Des COP régionales préférable à la COP 21

La Bretagne fait partie des régions les plus volontaires à propos de la transition énergétique. Les Bretons fourmillent d’idées novatrices au regard des vents et des courants marins. Hélas ! Que faire lorsque l’aide financière ne suit pas ? Seulement 1,23% du budget régional est aujourd’hui dédié à l’environnement. Soit 19 millions d’euros annuels. Somme ridicule pour espérer réunir les acteurs publics, privés et associatifs impliqués dans cette transition face à laquelle le peuple breton est on ne peut plus concerné, puisque sa région est la seule non-nucléarisée du territoire national – avec Paris et l’Île-de-France. L’indépendance énergétique du pays breton n’est pas une gentillesse à psalmodier en cueillant du gui, mais un impératif absolu.
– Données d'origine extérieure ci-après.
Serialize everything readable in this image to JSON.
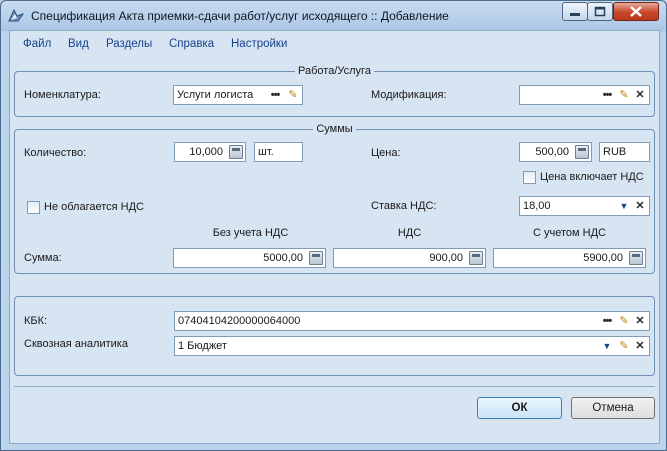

Chaque région doit bâtir un projet énergétique autonome afin d’aboutir à des engagements concrets qui répondent à ses besoins spécifiques, et assure la péréquation tarifaire d’une énergie de proximité pour tous. Chacune est désormais dans l’obligation morale d’un développement écologique durable qui lui sera propre, dont les idées exploitables à l’échelle locale (les franc-Comtois n’ont que faire de l’énergie marémotrice) se poseront en exemple aux mieux des bénéfices de chacune. Plutôt des COP régionales souveraines et efficaces, que des COP 21 grotesques qui ne servent à rien autrement qu’à enrichir leurs organisateurs.